Par contre, chez les taoïstes, on voyait les choses avec plus de détachement il y a environ 2'300 ans.

«La femme de Tchoang-tzeu étant morte, Hoei-tzeu alla la pleurer, selon l’usage. Il trouva Tchoang-tzeu accroupi, chantant, et battant la mesure sur une écuelle, qu’il tenait entre ses jambes. Choqué, Hoei-tzeu lui dit : Que vous ne pleuriez pas la mort de celle qui fut la compagne de votre vie et qui vous donna des fils, c’est déjà bien singulier ; mais que, devant son cadavre, vous chantiez en tambourinant, ça c’est par trop fort. — Du tout ! dit Tchoang-tzeu. Au moment de sa mort, je fus un instant affecté. Puis, réfléchissant sur l’événement, je compris qu’il n’y avait pas lieu. Il fut un temps où cet être n’était pas né, n’avait pas de corps organisé, n’avait même pas un lieu de matière ténue, mais était contenu indistinct dans la grande masse. Un tour de cette masse lui donna sa matière ténue. qui devint un corps organisé, lequel s’anima et naquit. Un autre tour de la masse, et le voilà mort. Les phases de mort et de vie s’enchaînent, comme les périodes des quatre saisons. Celle qui fut ma femme dort maintenant dans le grand dortoir (l’entre-deux du ciel et de la terre), en attendant sa transformation ultérieure. Si je la pleurais, j’aurais l’air de ne rien savoir du destin (de la loi universelle et inéluctable des transformations). Or comme j’en sais quelque chose, je ne la pleure pas.»

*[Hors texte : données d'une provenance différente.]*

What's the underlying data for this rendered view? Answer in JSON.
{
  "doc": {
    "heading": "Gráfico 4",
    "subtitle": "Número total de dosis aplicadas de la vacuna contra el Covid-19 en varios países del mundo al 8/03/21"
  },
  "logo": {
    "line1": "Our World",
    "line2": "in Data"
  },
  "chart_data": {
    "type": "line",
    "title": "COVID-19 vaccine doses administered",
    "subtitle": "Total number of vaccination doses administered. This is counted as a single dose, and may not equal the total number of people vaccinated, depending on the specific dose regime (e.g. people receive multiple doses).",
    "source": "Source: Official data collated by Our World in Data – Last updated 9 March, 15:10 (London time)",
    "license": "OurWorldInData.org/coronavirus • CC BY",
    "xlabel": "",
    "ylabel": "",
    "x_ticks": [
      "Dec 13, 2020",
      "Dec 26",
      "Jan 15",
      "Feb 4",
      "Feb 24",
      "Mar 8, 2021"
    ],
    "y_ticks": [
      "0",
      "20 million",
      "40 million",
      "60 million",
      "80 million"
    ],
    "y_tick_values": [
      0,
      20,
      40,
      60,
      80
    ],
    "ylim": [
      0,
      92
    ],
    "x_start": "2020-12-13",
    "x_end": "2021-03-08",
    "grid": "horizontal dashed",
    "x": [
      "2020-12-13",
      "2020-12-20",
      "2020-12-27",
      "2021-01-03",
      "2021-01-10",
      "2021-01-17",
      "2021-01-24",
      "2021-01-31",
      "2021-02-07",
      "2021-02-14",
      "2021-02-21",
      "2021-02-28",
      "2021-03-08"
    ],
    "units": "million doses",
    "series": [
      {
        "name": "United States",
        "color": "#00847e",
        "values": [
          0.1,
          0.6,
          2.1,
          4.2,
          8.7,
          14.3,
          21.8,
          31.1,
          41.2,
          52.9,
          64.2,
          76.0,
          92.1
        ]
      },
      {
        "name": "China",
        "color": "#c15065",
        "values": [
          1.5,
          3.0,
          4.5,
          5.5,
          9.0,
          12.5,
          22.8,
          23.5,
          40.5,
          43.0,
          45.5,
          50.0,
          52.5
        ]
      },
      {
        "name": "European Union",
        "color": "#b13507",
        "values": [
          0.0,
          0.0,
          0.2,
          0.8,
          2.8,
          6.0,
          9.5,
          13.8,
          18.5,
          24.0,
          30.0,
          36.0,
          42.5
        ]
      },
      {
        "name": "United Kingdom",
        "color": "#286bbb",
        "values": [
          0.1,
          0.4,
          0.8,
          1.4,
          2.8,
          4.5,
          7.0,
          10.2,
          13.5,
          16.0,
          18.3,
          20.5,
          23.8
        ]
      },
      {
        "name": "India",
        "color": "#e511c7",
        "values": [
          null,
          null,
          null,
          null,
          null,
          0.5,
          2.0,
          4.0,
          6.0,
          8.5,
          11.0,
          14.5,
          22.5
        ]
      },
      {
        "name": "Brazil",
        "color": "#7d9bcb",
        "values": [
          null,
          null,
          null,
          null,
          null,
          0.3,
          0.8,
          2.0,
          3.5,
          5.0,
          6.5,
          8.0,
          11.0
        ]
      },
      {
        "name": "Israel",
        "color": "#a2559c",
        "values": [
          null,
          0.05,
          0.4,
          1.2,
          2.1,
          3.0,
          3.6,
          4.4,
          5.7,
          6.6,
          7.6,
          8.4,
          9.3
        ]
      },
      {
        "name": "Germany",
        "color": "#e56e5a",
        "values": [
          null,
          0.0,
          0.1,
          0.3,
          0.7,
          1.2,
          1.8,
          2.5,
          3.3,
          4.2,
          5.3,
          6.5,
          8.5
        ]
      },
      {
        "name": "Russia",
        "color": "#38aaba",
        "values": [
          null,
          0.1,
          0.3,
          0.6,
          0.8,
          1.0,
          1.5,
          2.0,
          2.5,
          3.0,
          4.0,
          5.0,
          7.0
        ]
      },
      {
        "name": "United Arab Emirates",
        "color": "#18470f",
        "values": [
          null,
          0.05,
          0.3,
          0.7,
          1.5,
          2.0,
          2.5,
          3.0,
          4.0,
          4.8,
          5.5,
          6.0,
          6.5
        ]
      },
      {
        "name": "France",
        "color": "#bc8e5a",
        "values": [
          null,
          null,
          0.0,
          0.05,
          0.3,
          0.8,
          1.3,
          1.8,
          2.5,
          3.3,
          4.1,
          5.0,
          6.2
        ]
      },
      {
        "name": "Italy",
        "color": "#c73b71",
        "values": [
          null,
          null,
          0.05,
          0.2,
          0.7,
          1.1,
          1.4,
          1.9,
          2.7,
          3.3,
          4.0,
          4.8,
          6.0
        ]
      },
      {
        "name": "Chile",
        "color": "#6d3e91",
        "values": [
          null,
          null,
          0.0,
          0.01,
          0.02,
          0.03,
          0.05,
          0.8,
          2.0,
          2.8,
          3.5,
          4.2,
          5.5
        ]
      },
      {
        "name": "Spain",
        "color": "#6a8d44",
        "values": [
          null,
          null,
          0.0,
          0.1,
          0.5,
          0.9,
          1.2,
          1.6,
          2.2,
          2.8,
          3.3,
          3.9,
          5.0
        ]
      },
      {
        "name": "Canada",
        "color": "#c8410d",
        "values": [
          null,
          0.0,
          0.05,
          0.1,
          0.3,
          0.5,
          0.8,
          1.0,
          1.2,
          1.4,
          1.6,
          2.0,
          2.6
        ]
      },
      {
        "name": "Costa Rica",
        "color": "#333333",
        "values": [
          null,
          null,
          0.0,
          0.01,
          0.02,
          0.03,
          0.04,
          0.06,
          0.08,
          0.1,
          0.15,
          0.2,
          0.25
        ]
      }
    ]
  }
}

Écrit par : rabbit | 22/08/2017

Je ne vois pas trop le rapport entre les deux, je ne pense pas que les deux textes abordent le même sujet...

Écrit par : Rémi Mogenet | 22/08/2017

Il faut lire entre les lignes... keep safe !

Écrit par : rabbit | 22/08/2017

Je lis assez de théologie catholique pour voir que les deux textes peuvent être dans des chapitres différents du même auteur: François de Sales dira d'un côté que la famille est sacrée et est la base de la foi, que l'adultère est infernal, de l'autre que quand un proche meurt, il ne faut pas s'en désespérer, et que les affections doivent être tournées vers la divinité; il dit notamment que celui qui meurt doit accepter de quitter sa femme et ses enfants. Il est bon de lire de la théologie catholique, car étant proche de nous, elle articule assez clairement différents aspects paradoxaux de la sagesse universelle; de surcroît, elle a été nourrie au sein de la logique aristotélicienne, donc les articulations en sont d'autant plus claires.

L'ordre familial est sacré, parce que moral, mais cela ne veut pas dire que les membres d'une famille sont destinés à vivre toujours, c'est l'évidence même. La mort interrompt le mariage, c'est dit assez clairement dans les célèbres paroles du sacrement, son caractère sacré n'autorise donc pas à un excès d'affection de la personne défunte, qui en fait renvoie à l'égoïsme du vivant.